Diese Neuerung war ein regelrechter Tabubruch. Dennoch - oder deshalb - wurde sie prägend für eine neue Männlichkeit und einen neuen Bezug zum eigenen Körper. Frauen trugen (noch) keine T-Shirts. Punkt! Erst nach dem Krieg konnte man sich auch darauf besinnen, dass die "Tee's" eine erotische Komponente haben...

Der Durchbruch: die rebellischen 60er

In den 60er Jahren war das T-Shirt ein Symbol der Auflehnung der Jugend. T-Shirts waren eine Kampfansage an das Establishment. Prominenter Libero war 1951 Marlon Brando. In "Endstation Sehnsucht" zeriss er ein T-Shirt und entblöste seinen nackten Oberkörper. Christliche Fundamentalisten wollten den Film verbieten ...

Und dann kam James Dean. In "Denn sie wissen nicht, was sie tun" wurde er mit seiner roten Jacke und dem darunterliegenden weißen Shirt zur Ikone der damaligen Jugendkultur. Er war das Symbol für Auflehnung gegen die Älteren - und das T-Shirt spiegelte das wieder.

Das T-Shirt war ein Symbol für Rebellion. Nicht-Revoluzzer trugen weiterhin Hemden. Doch das neue Kleidungsstück hielt Einzug in die Jugendkultur. Und 20 Jahre später war es von allen Teilen der Bevölkerung akzeptiert.

T-Shirts heute

Die T-Shirt Industrie setzt mehrere Milliarden Dollar pro Jahr um. Das Umsatzplus betrug 2006 über 40 Prozent. Menschen jeden Alters kennen und tragen es. Das T-Shirt gibt es allerdings nicht. Aber eines ist festzuhalten: Einfarbige T-Shirts sind heute oft Ramschware. Kaum ein Shirt kommt ohne Accessoires aus wie sichtbare Nähte, Logos oder Schriftzüge.

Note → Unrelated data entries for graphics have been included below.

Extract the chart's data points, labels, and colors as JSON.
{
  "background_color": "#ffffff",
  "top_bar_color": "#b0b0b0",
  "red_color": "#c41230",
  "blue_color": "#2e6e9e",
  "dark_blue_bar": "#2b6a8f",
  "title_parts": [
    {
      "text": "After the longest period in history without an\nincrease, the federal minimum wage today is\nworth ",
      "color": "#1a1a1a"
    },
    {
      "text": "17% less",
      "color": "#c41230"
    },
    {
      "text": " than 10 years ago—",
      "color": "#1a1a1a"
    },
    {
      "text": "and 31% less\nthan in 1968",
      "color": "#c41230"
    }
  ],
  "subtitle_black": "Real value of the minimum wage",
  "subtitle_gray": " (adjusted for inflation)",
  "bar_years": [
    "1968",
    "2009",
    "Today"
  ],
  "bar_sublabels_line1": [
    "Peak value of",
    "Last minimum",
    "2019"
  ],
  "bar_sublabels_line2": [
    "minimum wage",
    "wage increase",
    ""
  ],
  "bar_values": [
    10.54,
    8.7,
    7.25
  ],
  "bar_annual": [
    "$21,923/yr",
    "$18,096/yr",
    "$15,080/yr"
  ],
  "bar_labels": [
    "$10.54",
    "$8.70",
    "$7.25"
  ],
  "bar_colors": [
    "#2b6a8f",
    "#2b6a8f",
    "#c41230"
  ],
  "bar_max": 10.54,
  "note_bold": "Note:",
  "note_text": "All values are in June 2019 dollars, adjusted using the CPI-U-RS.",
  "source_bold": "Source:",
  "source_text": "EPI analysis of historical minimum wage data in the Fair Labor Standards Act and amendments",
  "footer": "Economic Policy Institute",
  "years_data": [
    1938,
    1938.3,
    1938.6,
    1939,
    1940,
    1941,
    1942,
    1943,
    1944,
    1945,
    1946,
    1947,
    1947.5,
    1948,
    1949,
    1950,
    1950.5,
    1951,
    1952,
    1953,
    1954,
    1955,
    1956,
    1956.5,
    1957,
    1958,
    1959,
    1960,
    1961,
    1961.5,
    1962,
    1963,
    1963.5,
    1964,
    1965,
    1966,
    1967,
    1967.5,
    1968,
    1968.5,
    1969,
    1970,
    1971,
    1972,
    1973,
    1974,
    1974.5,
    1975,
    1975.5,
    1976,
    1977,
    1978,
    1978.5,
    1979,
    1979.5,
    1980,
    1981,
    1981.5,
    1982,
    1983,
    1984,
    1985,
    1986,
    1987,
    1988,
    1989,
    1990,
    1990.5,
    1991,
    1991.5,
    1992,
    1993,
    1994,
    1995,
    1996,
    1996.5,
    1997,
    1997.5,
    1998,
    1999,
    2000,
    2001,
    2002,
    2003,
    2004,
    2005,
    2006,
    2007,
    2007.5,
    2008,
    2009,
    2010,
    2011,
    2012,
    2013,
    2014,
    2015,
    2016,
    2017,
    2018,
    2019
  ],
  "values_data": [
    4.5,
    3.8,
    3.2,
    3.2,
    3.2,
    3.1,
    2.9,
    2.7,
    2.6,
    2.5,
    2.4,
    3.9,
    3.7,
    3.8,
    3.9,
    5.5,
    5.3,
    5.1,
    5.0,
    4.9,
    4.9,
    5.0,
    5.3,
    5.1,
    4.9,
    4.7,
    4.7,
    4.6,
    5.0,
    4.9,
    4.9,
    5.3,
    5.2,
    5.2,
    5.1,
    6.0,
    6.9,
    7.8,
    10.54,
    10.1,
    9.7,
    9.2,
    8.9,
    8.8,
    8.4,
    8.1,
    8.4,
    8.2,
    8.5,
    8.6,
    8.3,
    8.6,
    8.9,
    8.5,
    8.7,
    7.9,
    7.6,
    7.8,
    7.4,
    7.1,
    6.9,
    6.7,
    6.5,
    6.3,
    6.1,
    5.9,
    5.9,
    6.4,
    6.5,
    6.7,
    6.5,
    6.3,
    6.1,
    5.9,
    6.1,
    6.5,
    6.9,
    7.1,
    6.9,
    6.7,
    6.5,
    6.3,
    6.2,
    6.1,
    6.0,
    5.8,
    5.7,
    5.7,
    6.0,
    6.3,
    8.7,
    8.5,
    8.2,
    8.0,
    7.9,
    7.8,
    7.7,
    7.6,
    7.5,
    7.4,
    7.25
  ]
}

Durch moderene Druck- und Herstellungsverfahren werden individuelle Wünsche auf die T-Shirts gedruckt, geklebt oder gebügelt. Aus dem Unterhemd von einst ist etwas ganz Neues geworden: individuelle Mode. Ein Ausdruck der eigenen Persönlichkeit.

Jede/r kann sein bzw. ihr eigenes Modelabel gestalten und die Kleidung tragen, die zu ihm oder ihr passt. Wo? Du kannst hier selbst T-Shirts gestalten oder besuche jazzyshirt: alles für den T-Shirt Druck.

Gängige Formen

T-Shirt wird zum T-Shirt durch seine T-Form: kurze Ärmel, gerader Schnitt und Bündchen statt Kragen. Doch auch diese festen Merkmale lassen Spielraum für viele Unterschiede. Weit geschnittene, figurbetonende oder hautenge Schnitte, Applikationen und unterschiedliche Verarbeitung - alles ist möglich.

Außerdem kann man über die Größe bestimmen, wie das Shirt den eigenen Körper umhüllt. Einige T-Shirts haben betonte Nähte und einen 'used look'. Andere, wie der Klassiker "Ragman" haben keine seitlichen Nähte, sondern bestehen aus einem Stück Baumwolle.